Mehr Performance mit den ersten 32-Bit-MSP-MCUs von TI

"Bei den MSP432-MCUs ist mehr Performance in den Bausteinen konzentriert, ohne dass dies zu Lasten des Verlustleistungs-Budgets geht", so Barry. Die integrierte DSP-Engine und die Floating-Point Unit (FPU) des ARM Cortex-M4F-Cores schafften die nötigen Voraussetzungen für Hochleistungs-Anwendungen, z.B. in der Signalaufbereitung und der Sensorsignalverarbeitung und bringen dabei genügend Performance-Reserven mit.

MSP432-MCUs enthalten bis zu 256 KByte Flash-Speicher und steigern die Performance mit einem Dual-Bank-Flash-Speicher, der gleichzeitige Lese- und Schreibzugriffe unterstützt. Ein hardwaremäßiger Verschlüsselungs-Beschleuniger nach dem AES-256-Verfahren (Advanced Encryption Standard) ermöglicht das Absichern des Bausteins und der Daten, während die IP-Schutzfunktionen der MSP432-MCUs für die Sicherheit von Daten und Code sorgen. All diese Funktionen ergeben einen höheren Durchsatz, eine höhere Integration von Algorithmen, Stacks für den leitungsgebundenen oder drahtlosen IoT-Zugriff sowie höher auflösende Display-Darstellungen, und dies bei Einhaltung des vorgegebenen Verlustleistungs-Budgets.

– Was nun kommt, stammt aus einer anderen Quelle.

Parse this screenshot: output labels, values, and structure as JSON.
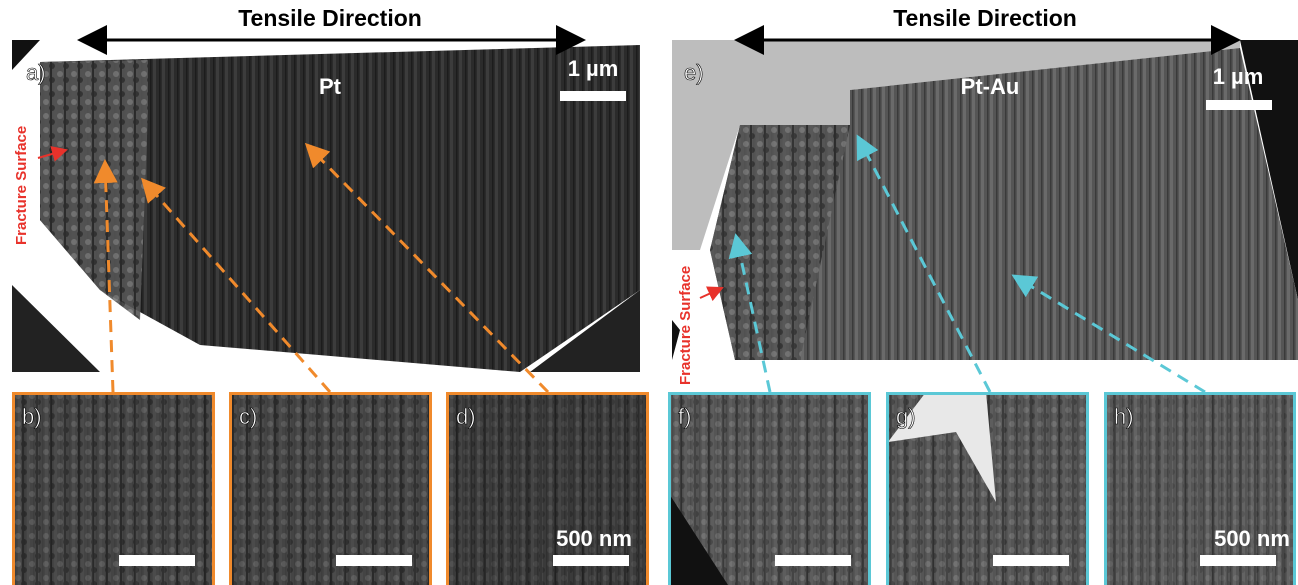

Zur Evaluierung der MSP432-MCUs stehen ein Target Board (MSP-TS432PZ100) oder ein kostengünstiges LaunchPad Rapid Prototyping Kit (MSP-EXP432P401R) mit On-Board-Emulation zur Verfügung. Entwickler können ihre Evaluierung mit dem MSP432 LaunchPad Kit durch eine vollständige Palette stapelbarer BoosterPacks erweitern, zu denen auch das SimpleLink Wi-Fi CC3100 BoosterPack gehört.

Das Cloud Development Ecosystem von TI unterstützt die Entwickler zusätzlich bei einem schnellen Start, indem es Zugriff auf Produkte, Dokumentation, Software und die integrierte Entwicklungsumgebung per Internet ermöglicht. MSP432-MCUs unterstützen mehrere Echtzeit-Betriebssysteme (RTOS) wie etwa TI-RTOS, FreeRTOS und Micrium µC/OS.